X-MEN (TOY BIZ)
“Once a mutant-hating businessman, Cameron Hodge had his entire body reconstructed into a biomechanical killing machine known as a Phalanx so that he could more readily pursue his murderous goal: the elimination of all mutants! Driven by hate and rage, Hodge is not the most stable of opponents – but his cybernetic abilities make him nonetheless a lethal one!”

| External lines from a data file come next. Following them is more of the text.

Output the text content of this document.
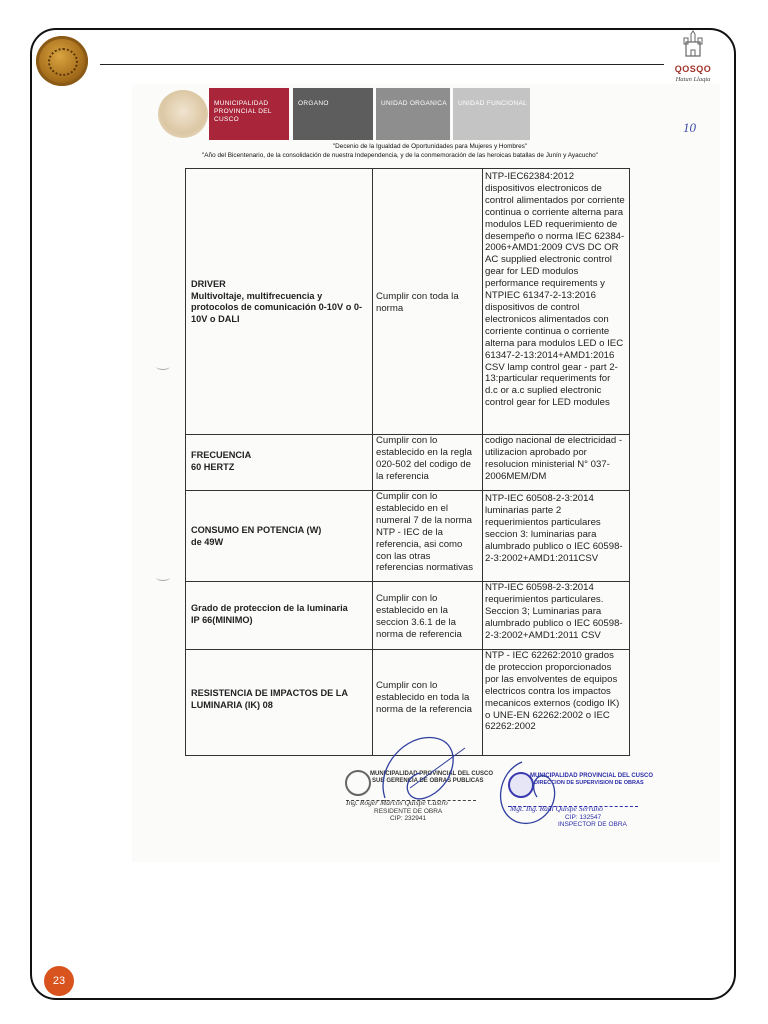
QOSQO
Hatun Llaqta
MUNICIPALIDAD PROVINCIAL DEL CUSCO
ORGANO	UNIDAD ORGANICA	UNIDAD FUNCIONAL
"Decenio de la Igualdad de Oportunidades para Mujeres y Hombres"
"Año del Bicentenario, de la consolidación de nuestra Independencia, y de la conmemoración de las heroicas batallas de Junín y Ayacucho"
10
DRIVER
Multivoltaje, multifrecuencia y protocolos de comunicación 0-10V o 0-10V o DALI
Cumplir con toda la norma
NTP-IEC62384:2012 dispositivos electronicos de control alimentados por corriente continua o corriente alterna para modulos LED requerimiento de desempeño o norma IEC 62384-2006+AMD1:2009 CVS DC OR AC supplied electronic control gear for LED modulos performance requirements y NTPIEC 61347-2-13:2016 dispositivos de control electronicos alimentados con corriente continua o corriente alterna para modulos LED o IEC 61347-2-13:2014+AMD1:2016 CSV lamp control gear - part 2-13:particular requeriments for d.c or a.c suplied electronic control gear for LED modules
FRECUENCIA
60 HERTZ
Cumplir con lo establecido en la regla 020-502 del codigo de la referencia
codigo nacional de electricidad - utilizacion aprobado por resolucion ministerial N° 037-2006MEM/DM
CONSUMO EN POTENCIA (W)
de 49W
Cumplir con lo establecido en el numeral 7 de la norma NTP - IEC de la referencia, asi como con las otras referencias normativas
NTP-IEC 60508-2-3:2014 luminarias parte 2 requerimientos particulares seccion 3: luminarias para alumbrado publico o IEC 60598-2-3:2002+AMD1:2011CSV
Grado de proteccion de la luminaria
IP 66(MINIMO)
Cumplir con lo establecido en la seccion 3.6.1 de la norma de referencia
NTP-IEC 60598-2-3:2014 requerimientos particulares. Seccion 3; Luminarias para alumbrado publico o IEC 60598-2-3:2002+AMD1:2011 CSV
RESISTENCIA DE IMPACTOS DE LA LUMINARIA (IK) 08
Cumplir con lo establecido en toda la norma de la referencia
NTP - IEC 62262:2010 grados de proteccion proporcionados por las envolventes de equipos electricos contra los impactos mecanicos externos (codigo IK) o UNE-EN 62262:2002 o IEC 62262:2002
MUNICIPALIDAD PROVINCIAL DEL CUSCO
SUB GERENCIA DE OBRAS PUBLICAS
Ing. Roger Marcos Quispe Castro
RESIDENTE DE OBRA
CIP: 232941
MUNICIPALIDAD PROVINCIAL DEL CUSCO
DIRECCION DE SUPERVISION DE OBRAS
Mgt. Ing. Raúl Quispe Serrano
CIP: 132547
INSPECTOR DE OBRA
23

Cameron Hodge was a good example of X-Men‘s ability to allow a recurring background character to really grow over the years, beginning as a seeming ally to the main heroes in the pages of X-Factor, before being revealed to be just as much of a bigot as some of the worst “normal” humans the mutants met. After his original arc ended with his demise, he was eventually revived by the Phalanx, and wound up playing a role in a few more cross-overs, as well allowing him to play the role of main antagonist in one of the cartoons best episodes (I may be projecting some personal feelings onto that one). And, since he did a bunch of stuff in the X-Men comics in the ’90s, of course he got a toy!
THE FIGURE ITSELF
Cameron Hodge was released in 1995, as part of the “Mutant Genesis” Series, the tenth series of Toy Biz’s X-Men line. Believe it or not, Hodge was probably one of the best known characters in that particular assortment, which had some serious second and third stringers. The figure stands 5 inches tall and he has 8 points of articulation. Hodge is based on his appearance post-Phalanx-assimilation, which was firstly a relevant choice for when this figure hit shelves, and secondly a far more interesting choice than any of his other designs when it came to making toys. Also, he looks like he’s got a thing of french fries on his head, and who doesn’t love that? His sculpt was totally unique to him, which I guess makes sense, because, really, who’s he going to share with? He definitely endorses the general bulking up of the line, which was getting near to critical mass at this paint. Hodge was usually depicted as a little skinnier, but given the shape-shifting properties of the Phalanx, it’s not a crazy concept. I particularly like the head on this figure, which does a solid job capturing Hodge’s particularly manic personality. Cameron’s paint work is probably his weakest point, largely due to an issue of translation of what’s on the page into reality. The technoarganic nature of the Phalanx just doesn’t look quite as impressive when it’s all just a rather unappealing yellow. Later takes on the concept would make it work a bit better. Hodge’s one accessory is a pump that plugs into the very large and very obvious spot on his back. What does it do? It lets him squirt water out of his gun hand, of course. You know, like in the comics!
THE ME HALF OF THE EQUATION
As much as I liked “Phalanx Covenant”, I never had much interest in this toy as a kid, and as such it went un-purchased by me for a rather long stretch of time. I even avoided picking him up during my first real return to the line during college. It wasn’t until very recently that I picked this figure up, and it was mostly because I was already picking up a bunch of other stuff, if I’m honest. He’s not bad. Not very exciting, but also not bad. I’d say he’s better than I’d expected, in fact.